If you can see a fired alert in the portal, but a related alert processing rule didn't work as expected, follow these steps:

  1. Is the alert processing rule enabled?

    Check the alert processing rule status field to verify that the related action role is enabled. By default, the portal only shows alert rules that are enabled, but you can change the filter to show all rules.

    Screenshot of alert processing rule list highlighting the status field and status filter.

    If it isn't enabled, you can enable the alert processing rule by selecting it and clicking Enable.

  2. Is it a service health alert?

    Service health alerts aren't affected by alert processing rules.
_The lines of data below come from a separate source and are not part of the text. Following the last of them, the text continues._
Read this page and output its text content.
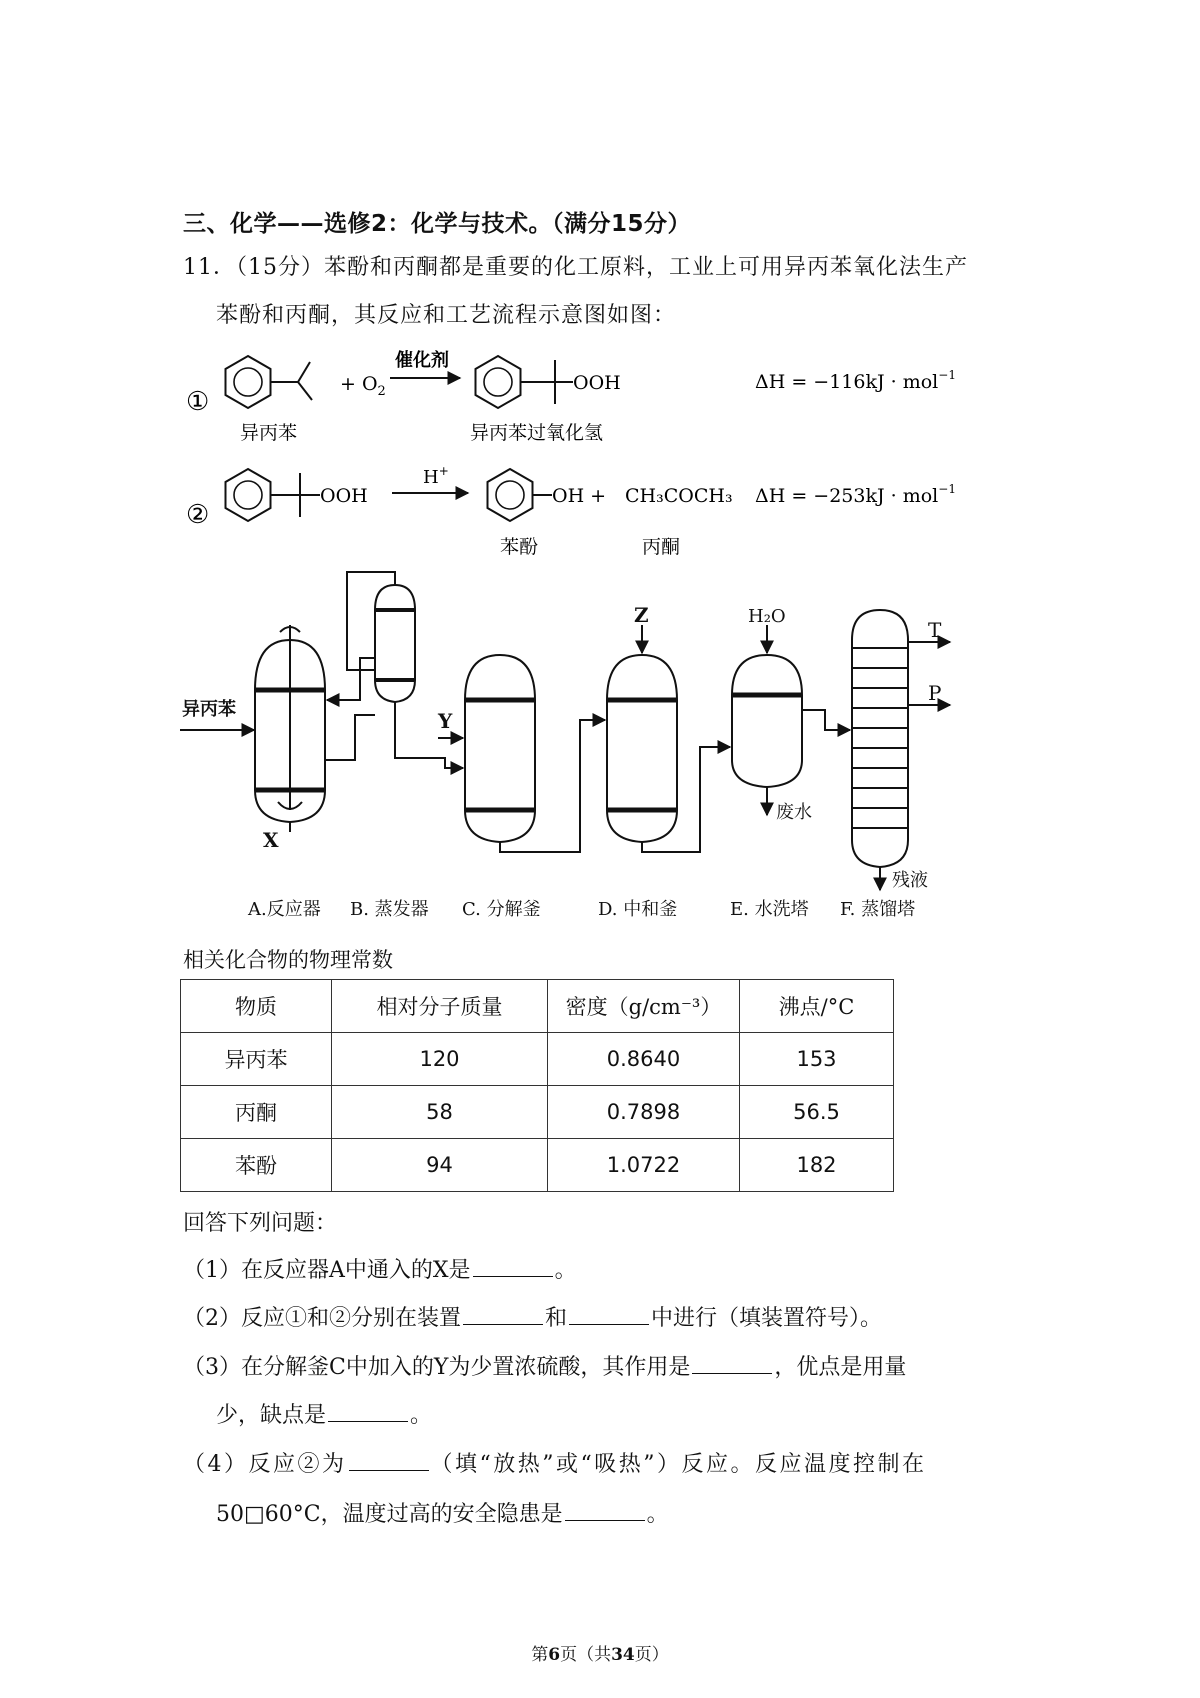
三、化学——选修2：化学与技术。（满分15分）
11．（15分）苯酚和丙酮都是重要的化工原料，工业上可用异丙苯氧化法生产
苯酚和丙酮，其反应和工艺流程示意图如图：
①
+ $O_2$
催化剂
OOH	ΔH = −116kJ · mol$^{-1}$
异丙苯	异丙苯过氧化氢
②
OOH
H+
OH + CH₃COCH₃ ΔH = −253kJ · mol$^{-1}$
苯酚	丙酮
异丙苯
X
Y
Z	H₂O
T
P
废水
残液
A.反应器 B. 蒸发器 C. 分解釜	D. 中和釜	E. 水洗塔 F. 蒸馏塔
相关化合物的物理常数
物质	相对分子质量	密度（g/cm⁻³）	沸点/°C
异丙苯	120	0.8640	153
丙酮	58	0.7898	56.5
苯酚	94	1.0722	182
回答下列问题：
（1）在反应器A中通入的X是	。
（2）反应①和②分别在装置	和	中进行（填装置符号）。
（3）在分解釜C中加入的Y为少置浓硫酸，其作用是	，优点是用量
少，缺点是	。
（4）反应②为	（填“放热”或“吸热”）反应。反应温度控制在
50□60°C，温度过高的安全隐患是	。
第6页（共34页）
So, if you have an alert processing rule configured for a scope that includes service health alerts, while the service health alerts are within the scope, the alert processing rule won't affect them.

  3. Did the alert processing rule process your alert?

    Select the fired alert in the portal, and look at the History tab to see if the alert processing rule was processed.

    Here's an example of alert processing rule that suppresses all action groups:

    Screenshot of alert history tab with suppression from alert processing rule.

    Here's an example of an alert processing rule that adds another action group:

    Screenshot of action repeated in multiple action groups.

  4. Do the alert processing rule scope and filter match the fired alert?

    If you think the alert processing rule should have fired but didn't, or that it shouldn't have fired but it did, carefully examine the alert processing rule scope and filter conditions and compare them to the properties of the fired alert.

Problems creating, updating, or deleting alert processing rules in the Azure portal

If you received an error while trying to create, update or delete an alert processing rule, follow these steps:

  1. Check the permissions.

    You should either have the Monitoring Contributor built-in role, or the specific permissions related to alert processing rules and alerts.

  2. Check the alert processing rule parameters.

    Check the alert processing rule documentation, or the alert processing rule PowerShell Set-AzAlertProcessingRule command.